When 19th-century British explorers first discovered the tombs of the ancient Egyptians, the folks back home in England were captivated. Stories abounded in the popular press about cursed mummies, haunted crypts and ancient gods whose wrath followed the despoilers home and hounded them to an early grave.
Newspapers ran breathless accounts of how the returning heroes, their families and their fortunes were cursed forever by the vengeful spirits of that far-off land. Sudden illness, thwarted love and ruined finances were thought to follow in the wake of the Egyptian explorer, and spines tingled to hear the tales of bad luck and supernatural misfortune carried home from the East.
The archaeologists rolled their eyes and went about their business, but the public ate it up.

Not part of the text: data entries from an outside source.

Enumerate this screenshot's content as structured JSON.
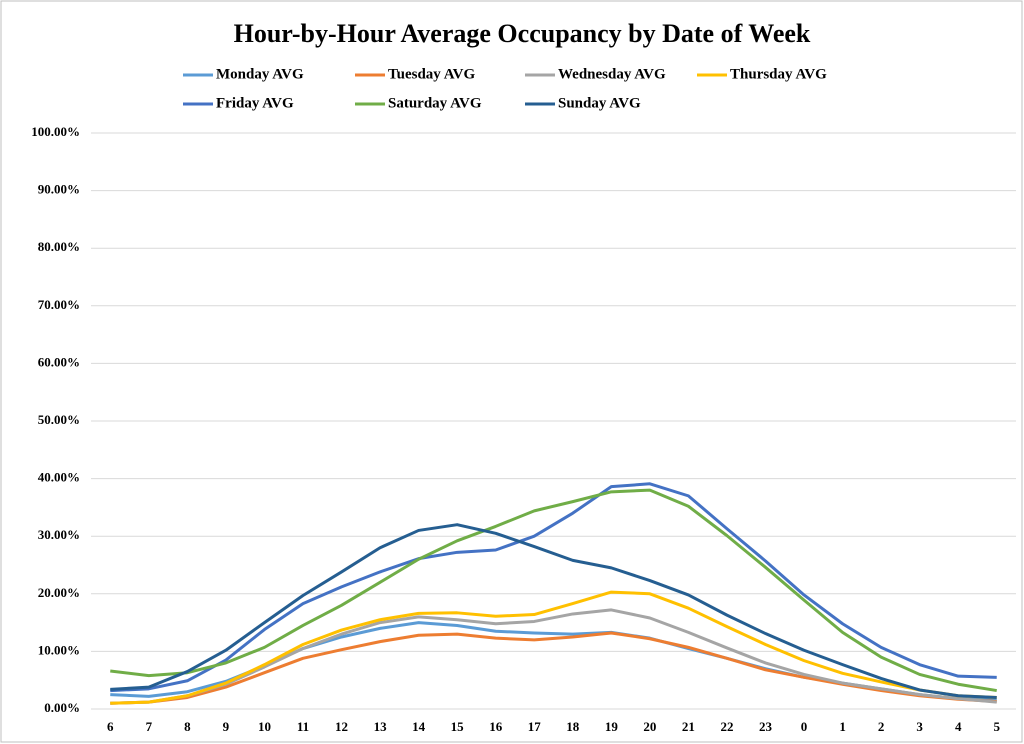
{
  "chart_data": {
    "type": "line",
    "title": "Hour-by-Hour Average Occupancy by Date of Week",
    "categories": [
      "6",
      "7",
      "8",
      "9",
      "10",
      "11",
      "12",
      "13",
      "14",
      "15",
      "16",
      "17",
      "18",
      "19",
      "20",
      "21",
      "22",
      "23",
      "0",
      "1",
      "2",
      "3",
      "4",
      "5"
    ],
    "series": [
      {
        "name": "Monday AVG",
        "color": "#5B9BD5",
        "values": [
          2.5,
          2.2,
          3,
          4.8,
          7.5,
          10.5,
          12.5,
          14,
          15,
          14.5,
          13.5,
          13.2,
          13,
          13.3,
          12.3,
          10.5,
          8.8,
          7,
          5.5,
          4.5,
          3.5,
          2.5,
          1.8,
          1.5
        ]
      },
      {
        "name": "Tuesday AVG",
        "color": "#ED7D31",
        "values": [
          1,
          1.2,
          2,
          3.8,
          6.3,
          8.8,
          10.3,
          11.7,
          12.8,
          13,
          12.3,
          12,
          12.5,
          13.2,
          12.2,
          10.7,
          8.8,
          6.8,
          5.5,
          4.3,
          3.2,
          2.3,
          1.7,
          1.3
        ]
      },
      {
        "name": "Wednesday AVG",
        "color": "#A5A5A5",
        "values": [
          1,
          1.2,
          2.3,
          4.3,
          7.3,
          10.5,
          13,
          15,
          16,
          15.5,
          14.8,
          15.2,
          16.5,
          17.2,
          15.8,
          13.3,
          10.6,
          8,
          6,
          4.5,
          3.5,
          2.5,
          1.8,
          1.2
        ]
      },
      {
        "name": "Thursday AVG",
        "color": "#FFC000",
        "values": [
          1,
          1.2,
          2.3,
          4.5,
          7.7,
          11.2,
          13.7,
          15.5,
          16.6,
          16.7,
          16.1,
          16.4,
          18.3,
          20.3,
          20,
          17.5,
          14.3,
          11.2,
          8.4,
          6.2,
          4.7,
          3.3,
          2.3,
          2
        ]
      },
      {
        "name": "Friday AVG",
        "color": "#4472C4",
        "values": [
          3.2,
          3.5,
          4.9,
          8.5,
          13.8,
          18.3,
          21.2,
          23.8,
          26.1,
          27.2,
          27.6,
          30,
          34,
          38.6,
          39.1,
          37,
          31.3,
          25.7,
          19.8,
          14.8,
          10.7,
          7.7,
          5.7,
          5.5
        ]
      },
      {
        "name": "Saturday AVG",
        "color": "#70AD47",
        "values": [
          6.6,
          5.8,
          6.3,
          8,
          10.7,
          14.5,
          18,
          22,
          26,
          29.2,
          31.7,
          34.4,
          36,
          37.7,
          38,
          35.2,
          30.1,
          24.6,
          18.9,
          13.3,
          9,
          6,
          4.3,
          3.2
        ]
      },
      {
        "name": "Sunday AVG",
        "color": "#255E91",
        "values": [
          3.4,
          3.8,
          6.5,
          10.2,
          15,
          19.7,
          23.8,
          28,
          31,
          32,
          30.5,
          28.2,
          25.8,
          24.5,
          22.3,
          19.8,
          16.3,
          13.1,
          10.2,
          7.7,
          5.3,
          3.3,
          2.3,
          2
        ]
      }
    ],
    "ylim": [
      0,
      100
    ],
    "yticks": [
      {
        "value": 0,
        "label": "0.00%"
      },
      {
        "value": 10,
        "label": "10.00%"
      },
      {
        "value": 20,
        "label": "20.00%"
      },
      {
        "value": 30,
        "label": "30.00%"
      },
      {
        "value": 40,
        "label": "40.00%"
      },
      {
        "value": 50,
        "label": "50.00%"
      },
      {
        "value": 60,
        "label": "60.00%"
      },
      {
        "value": 70,
        "label": "70.00%"
      },
      {
        "value": 80,
        "label": "80.00%"
      },
      {
        "value": 90,
        "label": "90.00%"
      },
      {
        "value": 100,
        "label": "100.00%"
      }
    ],
    "grid": true,
    "legend": "top"
  }
}
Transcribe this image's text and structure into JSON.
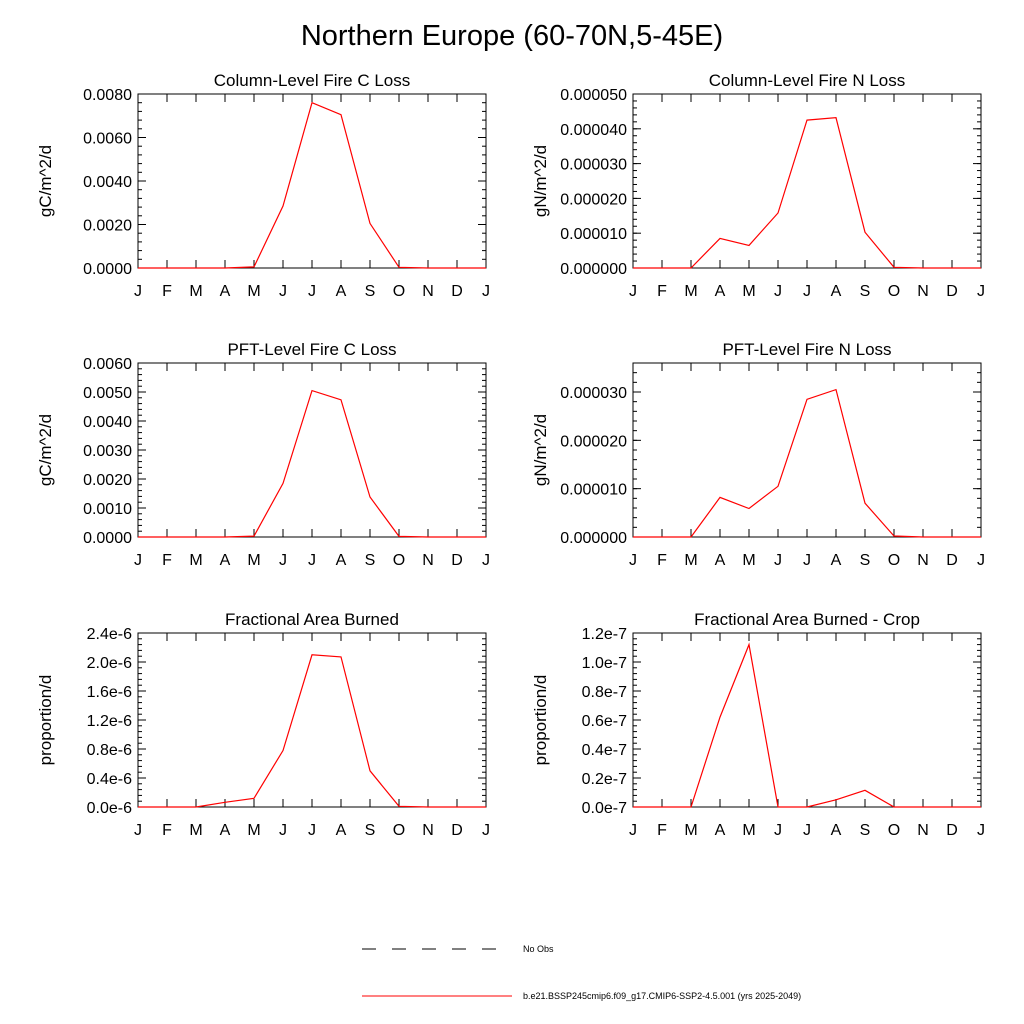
{
  "title": "Northern Europe (60-70N,5-45E)",
  "chart_data": [
    {
      "type": "line",
      "title": "Column-Level Fire C Loss",
      "ylabel": "gC/m^2/d",
      "categories": [
        "J",
        "F",
        "M",
        "A",
        "M",
        "J",
        "J",
        "A",
        "S",
        "O",
        "N",
        "D",
        "J"
      ],
      "ylim": [
        0,
        0.008
      ],
      "yticks": [
        "0.0000",
        "0.0020",
        "0.0040",
        "0.0060",
        "0.0080"
      ],
      "ytick_values": [
        0,
        0.002,
        0.004,
        0.006,
        0.008
      ],
      "series": [
        {
          "name": "b.e21.BSSP245cmip6.f09_g17.CMIP6-SSP2-4.5.001 (yrs 2025-2049)",
          "color": "#ff0000",
          "values": [
            0,
            0,
            0,
            0,
            5e-05,
            0.00285,
            0.0076,
            0.00705,
            0.00205,
            3e-05,
            0,
            0,
            0
          ]
        }
      ]
    },
    {
      "type": "line",
      "title": "Column-Level Fire N Loss",
      "ylabel": "gN/m^2/d",
      "categories": [
        "J",
        "F",
        "M",
        "A",
        "M",
        "J",
        "J",
        "A",
        "S",
        "O",
        "N",
        "D",
        "J"
      ],
      "ylim": [
        0,
        5e-05
      ],
      "yticks": [
        "0.000000",
        "0.000010",
        "0.000020",
        "0.000030",
        "0.000040",
        "0.000050"
      ],
      "ytick_values": [
        0,
        1e-05,
        2e-05,
        3e-05,
        4e-05,
        5e-05
      ],
      "series": [
        {
          "name": "b.e21.BSSP245cmip6.f09_g17.CMIP6-SSP2-4.5.001 (yrs 2025-2049)",
          "color": "#ff0000",
          "values": [
            0,
            0,
            0,
            8.5e-06,
            6.5e-06,
            1.58e-05,
            4.25e-05,
            4.32e-05,
            1.03e-05,
            2e-07,
            0,
            0,
            0
          ]
        }
      ]
    },
    {
      "type": "line",
      "title": "PFT-Level Fire C Loss",
      "ylabel": "gC/m^2/d",
      "categories": [
        "J",
        "F",
        "M",
        "A",
        "M",
        "J",
        "J",
        "A",
        "S",
        "O",
        "N",
        "D",
        "J"
      ],
      "ylim": [
        0,
        0.006
      ],
      "yticks": [
        "0.0000",
        "0.0010",
        "0.0020",
        "0.0030",
        "0.0040",
        "0.0050",
        "0.0060"
      ],
      "ytick_values": [
        0,
        0.001,
        0.002,
        0.003,
        0.004,
        0.005,
        0.006
      ],
      "series": [
        {
          "name": "b.e21.BSSP245cmip6.f09_g17.CMIP6-SSP2-4.5.001 (yrs 2025-2049)",
          "color": "#ff0000",
          "values": [
            0,
            0,
            0,
            0,
            3e-05,
            0.00185,
            0.00505,
            0.00473,
            0.00138,
            2e-05,
            0,
            0,
            0
          ]
        }
      ]
    },
    {
      "type": "line",
      "title": "PFT-Level Fire N Loss",
      "ylabel": "gN/m^2/d",
      "categories": [
        "J",
        "F",
        "M",
        "A",
        "M",
        "J",
        "J",
        "A",
        "S",
        "O",
        "N",
        "D",
        "J"
      ],
      "ylim": [
        0,
        3.6e-05
      ],
      "yticks": [
        "0.000000",
        "0.000010",
        "0.000020",
        "0.000030"
      ],
      "ytick_values": [
        0,
        1e-05,
        2e-05,
        3e-05
      ],
      "series": [
        {
          "name": "b.e21.BSSP245cmip6.f09_g17.CMIP6-SSP2-4.5.001 (yrs 2025-2049)",
          "color": "#ff0000",
          "values": [
            0,
            0,
            0,
            8.2e-06,
            5.9e-06,
            1.05e-05,
            2.85e-05,
            3.05e-05,
            7e-06,
            2e-07,
            0,
            0,
            0
          ]
        }
      ]
    },
    {
      "type": "line",
      "title": "Fractional Area Burned",
      "ylabel": "proportion/d",
      "categories": [
        "J",
        "F",
        "M",
        "A",
        "M",
        "J",
        "J",
        "A",
        "S",
        "O",
        "N",
        "D",
        "J"
      ],
      "ylim": [
        0,
        2.4
      ],
      "yticks": [
        "0.0e-6",
        "0.4e-6",
        "0.8e-6",
        "1.2e-6",
        "1.6e-6",
        "2.0e-6",
        "2.4e-6"
      ],
      "ytick_values": [
        0,
        0.4,
        0.8,
        1.2,
        1.6,
        2.0,
        2.4
      ],
      "series": [
        {
          "name": "b.e21.BSSP245cmip6.f09_g17.CMIP6-SSP2-4.5.001 (yrs 2025-2049)",
          "color": "#ff0000",
          "values": [
            0,
            0,
            0,
            0.065,
            0.12,
            0.78,
            2.1,
            2.07,
            0.5,
            0.01,
            0,
            0,
            0
          ]
        }
      ]
    },
    {
      "type": "line",
      "title": "Fractional Area Burned - Crop",
      "ylabel": "proportion/d",
      "categories": [
        "J",
        "F",
        "M",
        "A",
        "M",
        "J",
        "J",
        "A",
        "S",
        "O",
        "N",
        "D",
        "J"
      ],
      "ylim": [
        0,
        1.2
      ],
      "yticks": [
        "0.0e-7",
        "0.2e-7",
        "0.4e-7",
        "0.6e-7",
        "0.8e-7",
        "1.0e-7",
        "1.2e-7"
      ],
      "ytick_values": [
        0,
        0.2,
        0.4,
        0.6,
        0.8,
        1.0,
        1.2
      ],
      "series": [
        {
          "name": "b.e21.BSSP245cmip6.f09_g17.CMIP6-SSP2-4.5.001 (yrs 2025-2049)",
          "color": "#ff0000",
          "values": [
            0,
            0,
            0,
            0.62,
            1.12,
            0,
            0,
            0.05,
            0.115,
            0,
            0,
            0,
            0
          ]
        }
      ]
    }
  ],
  "legend": [
    {
      "label": "No Obs",
      "style": "dashed",
      "color": "#000000"
    },
    {
      "label": "b.e21.BSSP245cmip6.f09_g17.CMIP6-SSP2-4.5.001 (yrs 2025-2049)",
      "style": "solid",
      "color": "#ff0000"
    }
  ]
}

Literally, in some cases. The heady aromas and spices of the Middle East were suddenly in very high demand. Exotic flavors from the mysterious region were in vogue, just like the tales of high drama and daring adventure that accompanied them.
The truth was usually a fair bit more pedestrian. Though no less tasty.

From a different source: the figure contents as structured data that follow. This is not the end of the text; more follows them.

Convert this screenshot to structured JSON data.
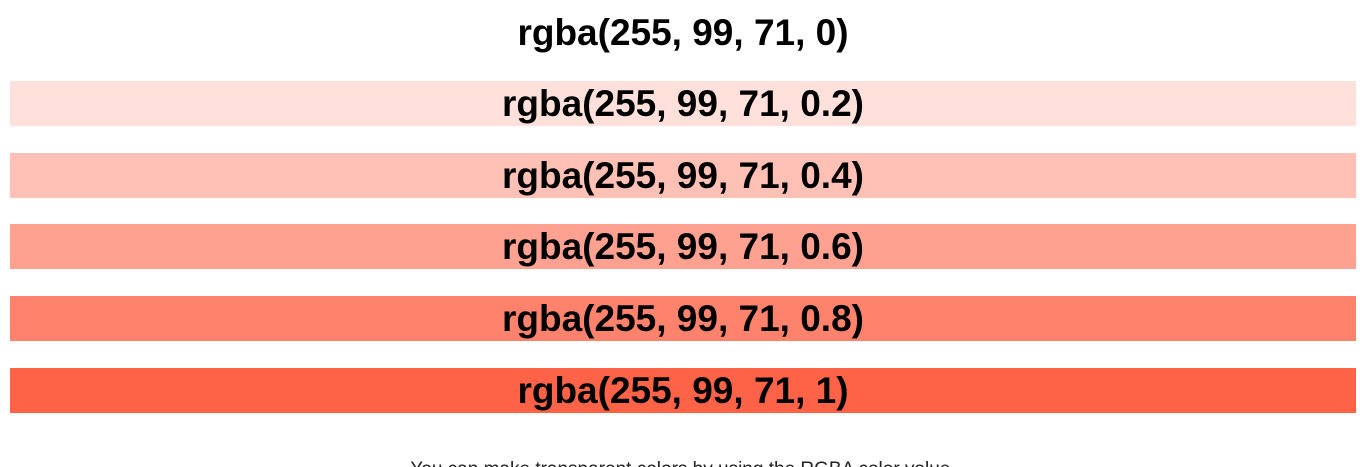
{
  "base_color": "#ff6347",
  "swatches": [
    {
      "label": "rgba(255, 99, 71, 0)",
      "background": "rgba(255, 99, 71, 0)",
      "alpha": 0
    },
    {
      "label": "rgba(255, 99, 71, 0.2)",
      "background": "rgba(255, 99, 71, 0.2)",
      "alpha": 0.2
    },
    {
      "label": "rgba(255, 99, 71, 0.4)",
      "background": "rgba(255, 99, 71, 0.4)",
      "alpha": 0.4
    },
    {
      "label": "rgba(255, 99, 71, 0.6)",
      "background": "rgba(255, 99, 71, 0.6)",
      "alpha": 0.6
    },
    {
      "label": "rgba(255, 99, 71, 0.8)",
      "background": "rgba(255, 99, 71, 0.8)",
      "alpha": 0.8
    },
    {
      "label": "rgba(255, 99, 71, 1)",
      "background": "rgba(255, 99, 71, 1)",
      "alpha": 1
    }
  ],
  "caption": "You can make transparent colors by using the RGBA color value."
}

Ancient Egyptians ate well. Even the poorest workers had access to plenty of bread, beer and a certain amount of fish and game when times were flush. You could even indulge your sweet tooth—if you could save up enough money every now and then for some precious honey or ground-up dates.
Egypt sat right on the crossroads of the ancient spice road. Its population would have had access to spices from the East like cumin, coriander and cinnamon. Pepper would be a much later arrival, most likely with the Greeks, but salt was available and used as a preservative—even in the dry air that left meat considerably less exposed to rapid decay than it would be in Europe.
Coriander was prized as an aphrodisiac. There’s evidence that coriander seeds were planted in tombs as early as the 21st dynasty (around 1000 B.C.) as a symbol of eternal love and enduring passion. Cumin was also regarded as a sign of faithfulness, and cumin seeds were sometimes carried in pockets by soldiers and merchants as a memory of those waiting for them back home. They were also thought to settle the stomach and aid in digestion.
Cinnamon, meanwhile, was considerably more expensive than cumin and coriander, and was therefore less readily available to the common laborer of ancient Egypt. Often used in the embalming process, it is in fact a powerful antimicrobial agent, which means it can help prevent the spoilage of meat. When available, it would be used very sparingly, mixed in with other spices so that its flavor and effectiveness would be enhanced.
A mixture of these three spices— along with toasted nuts, salt and garlic—was used to sweeten the coarse bread of daily life in ancient Egypt. That tradition lives on today in dukkah, a popular spice blend that modern Egyptians enjoy just as their ancestors did thousands of years ago. Follow the recipe below to bring a taste of ancient Egypt into your own kitchen. It can be used as a condiment for roasted meat, as a topping for hummus or as a dip for good, crusty bread.
Start to finish: 30 minutes
1 cup whole shelled hazelnuts
1 cup whole shelled almonds
1 tablespoon whole coriander seeds
1 tablespoon whole cumin seeds
1/4 cup whole sesame seeds
1/4 teaspoon salt
Preheat oven to 400 degrees. Spread hazelnuts and almonds in a single layer on separate baking sheets and roast for about 10 minutes, shaking the pans every few minutes to prevent scorching. Be especially careful of the nuts in the corners and at the edges, as these will get hot faster. Take the almonds out a minute or two before the hazelnuts, as these are more prone to overheating and turning bitter. Allow nuts to cool completely.
Toast coriander, cumin and sesame seeds in a skillet over high heat for about 3 minutes, stirring constantly. Remove from heat, transfer to a plate and allow to cool completely.
When ingredients have cooled, transfer to a spice grinder or food processor. Add the salt. Pulse all ingredients together until roughly the size of breadcrumbs. Don’t over-process the mixture—you should stop when it’s still dry and coarse.
Serve with bread and good olive oil. Dip bread first into oil, then the dukkah. Can also be used as a dry marinade for meat, or as a topping for hummus.